I started this blog much like I had started a different blog. I started it with a new therapist and a new type of therapy, EMDR DNMS.
I have received news that my therapist is resigning the "team" either temporarily or permanently. I am completely devastated. I found this out Wednesday October 5, 2016. I still have tears and emense sadness. Even though I am not sure it is permanent.. the ending feels like that. It feels as though I am forced to have a funeral I am totally unprepared for. I am loosing something.. someone important in my life. It hurts incredibly bad.
My therapist has offered to see me until the end of October. That doesn't seem like enough time to prepare. Who really is prepared to lose someone important?
It is all so hard.. and one sided. I don't have a clue how she feels. All I can speak of is my own pain.
A lheraputic relationship isn't designed for her to be my friend. It isn't even designed for us to have contact if this were to end permanently. I would just not "see" her anymore. No contact. No anything.
It isn't like my friends moving away. I can still call them.. even write them.. or visit. This isn't like that. She isn't my friend. It's the therapeutic relationship that denies us that.
So the loss is all one sided. She has learned to just move on.. and I.. well I will too. It's all so so difficult and painful.
I feel like I am repeating some terrible pain.. that repeats itself continuously in my life. I hate this pain.. this sorrow. I can't write enough about how painful it is.

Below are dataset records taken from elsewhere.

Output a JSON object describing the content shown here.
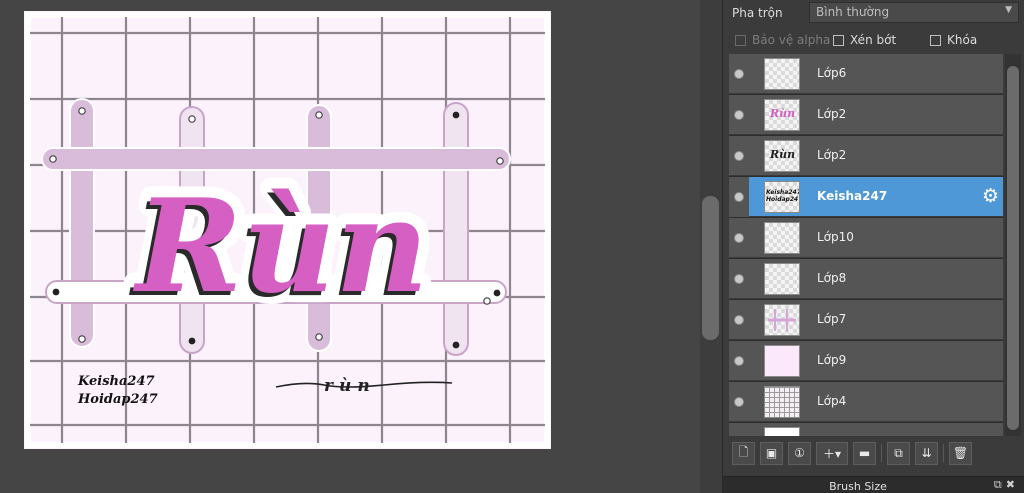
{
  "artboard": {
    "title_text": "Rùn",
    "signature_text": "rùn",
    "credit_lines": [
      "Keisha247",
      "Hoidap247"
    ],
    "colors": {
      "background": "#fcf2fc",
      "grid_lines": "#8e8590",
      "bands": "#d9bcd9",
      "lettering": "#d65fc4",
      "lettering_shadow": "#2a2a2a"
    }
  },
  "panel": {
    "blend_label": "Pha trộn",
    "blend_value": "Bình thường",
    "options": [
      {
        "label": "Bảo vệ alpha",
        "checked": false,
        "disabled": true
      },
      {
        "label": "Xén bớt",
        "checked": false,
        "disabled": false
      },
      {
        "label": "Khóa",
        "checked": false,
        "disabled": false
      }
    ],
    "layers": [
      {
        "name": "Lớp6",
        "thumb": "empty",
        "visible": true,
        "selected": false
      },
      {
        "name": "Lớp2",
        "thumb": "pink-text",
        "thumb_text": "Rùn",
        "visible": true,
        "selected": false
      },
      {
        "name": "Lớp2",
        "thumb": "black-text",
        "thumb_text": "Rùn",
        "visible": true,
        "selected": false
      },
      {
        "name": "Keisha247",
        "thumb": "credit-text",
        "thumb_text": "Keisha247 Hoidap247",
        "visible": true,
        "selected": true
      },
      {
        "name": "Lớp10",
        "thumb": "empty",
        "visible": true,
        "selected": false
      },
      {
        "name": "Lớp8",
        "thumb": "empty",
        "visible": true,
        "selected": false
      },
      {
        "name": "Lớp7",
        "thumb": "lines",
        "visible": true,
        "selected": false
      },
      {
        "name": "Lớp9",
        "thumb": "solid",
        "visible": true,
        "selected": false
      },
      {
        "name": "Lớp4",
        "thumb": "grid",
        "visible": true,
        "selected": false
      }
    ],
    "toolbar_icons": [
      "new-layer-icon",
      "new-bitmap-layer-icon",
      "new-1bit-layer-icon",
      "add-layer-menu-icon",
      "folder-icon",
      "duplicate-icon",
      "merge-icon",
      "delete-icon"
    ],
    "brush_size_title": "Brush Size"
  }
}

Kathy Broady writes about it on her blog at: https://discussingdissociation.com/2009/11/10/when-you-suddenly-lose-your-therapist/
I feel a lot of what she writes about.
This isn't the first loss of therpist I have had. There have been others that have been painful as well... ending because of either something about me or just because the therapist retired. It's been the same sorrow. The same immense pain.

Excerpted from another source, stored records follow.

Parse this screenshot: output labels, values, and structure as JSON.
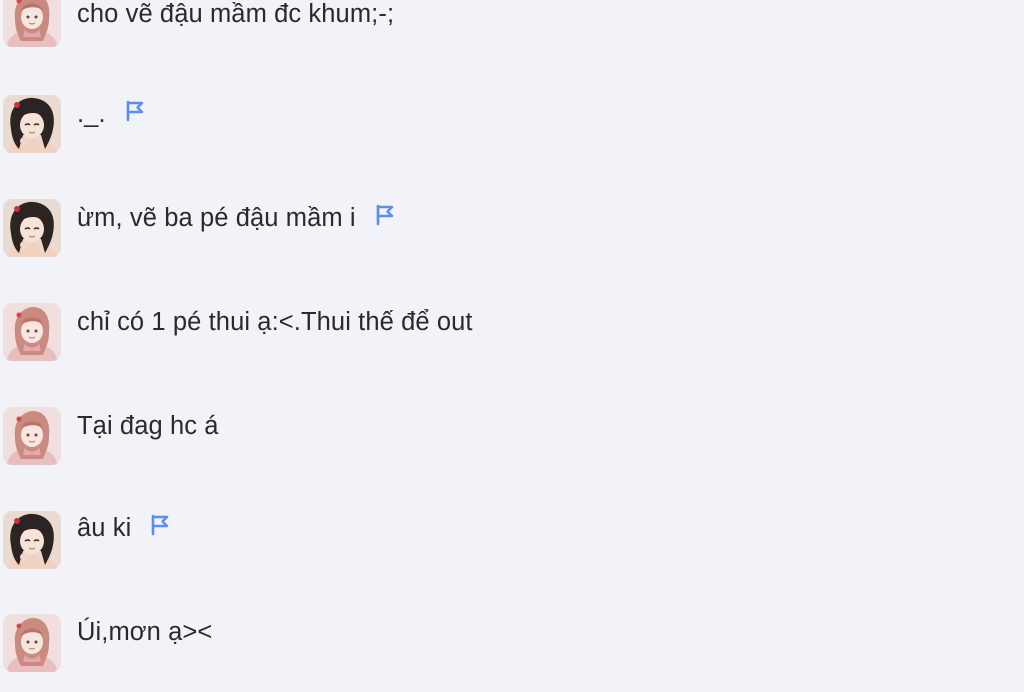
{
  "messages": [
    {
      "text": "cho vẽ đậu mầm đc khum;-;",
      "avatar": "avatar-girl-pink",
      "flag": false
    },
    {
      "text": "._.",
      "avatar": "avatar-girl-dark",
      "flag": true
    },
    {
      "text": "ừm, vẽ ba pé đậu mầm i",
      "avatar": "avatar-girl-dark",
      "flag": true
    },
    {
      "text": "chỉ có 1 pé thui ạ:<.Thui thế để out",
      "avatar": "avatar-girl-pink",
      "flag": false
    },
    {
      "text": "Tại đag hc á",
      "avatar": "avatar-girl-pink",
      "flag": false
    },
    {
      "text": "âu ki",
      "avatar": "avatar-girl-dark",
      "flag": true
    },
    {
      "text": "Úi,mơn ạ><",
      "avatar": "avatar-girl-pink",
      "flag": false
    }
  ],
  "colors": {
    "background": "#f2f3f8",
    "text": "#2a2a2a",
    "flag": "#5b8ef0"
  },
  "icons": {
    "flag": "flag-icon"
  }
}
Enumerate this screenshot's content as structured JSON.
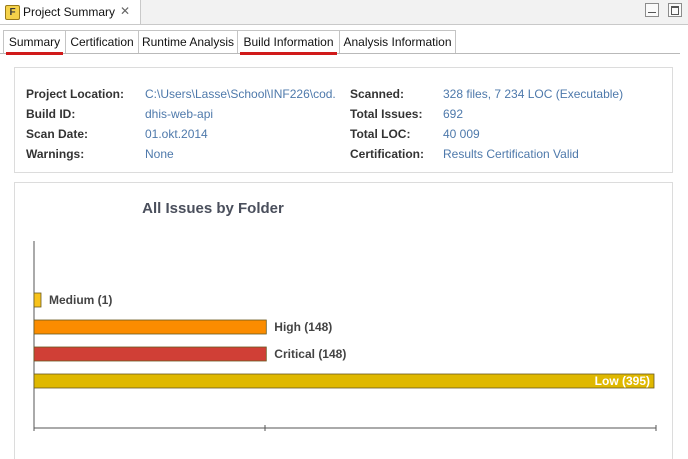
{
  "view": {
    "title": "Project Summary",
    "icon_letter": "F",
    "close_icon": "✕"
  },
  "window_controls": [
    "minimize-icon",
    "maximize-icon"
  ],
  "tabs": [
    {
      "label": "Summary",
      "active": true,
      "underlined": true
    },
    {
      "label": "Certification"
    },
    {
      "label": "Runtime Analysis"
    },
    {
      "label": "Build Information",
      "underlined": true
    },
    {
      "label": "Analysis Information"
    }
  ],
  "info": {
    "left": [
      {
        "label": "Project Location:",
        "value": "C:\\Users\\Lasse\\School\\INF226\\cod."
      },
      {
        "label": "Build ID:",
        "value": "dhis-web-api"
      },
      {
        "label": "Scan Date:",
        "value": "01.okt.2014"
      },
      {
        "label": "Warnings:",
        "value": "None"
      }
    ],
    "right": [
      {
        "label": "Scanned:",
        "value": "328 files, 7 234 LOC (Executable)"
      },
      {
        "label": "Total Issues:",
        "value": "692"
      },
      {
        "label": "Total LOC:",
        "value": "40 009"
      },
      {
        "label": "Certification:",
        "value": "Results Certification Valid"
      }
    ]
  },
  "colors": {
    "value_link": "#4e79ab",
    "tab_underline": "#d01a1a"
  },
  "chart_data": {
    "type": "bar",
    "orientation": "horizontal",
    "title": "All Issues by Folder",
    "categories": [
      "Medium",
      "High",
      "Critical",
      "Low"
    ],
    "values": [
      1,
      148,
      148,
      395
    ],
    "labels": [
      "Medium (1)",
      "High (148)",
      "Critical (148)",
      "Low (395)"
    ],
    "colors": [
      "#f7c21b",
      "#fb8c00",
      "#d03f36",
      "#dfb800"
    ],
    "xlim": [
      0,
      395
    ],
    "grid": false
  }
}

I wouldn't wish this on anyone.. ever!
I am trying my best to get by.. and still live my life. The world goes silently on despite this. I wish I could change what's happening. I can't. I wish my therapist wouldn't have to do this. She is. All the wishing isn't going to change what is. I am grieving... and I am not sure this blog will not die. After all it all started with this new therapist.. and now it's ending.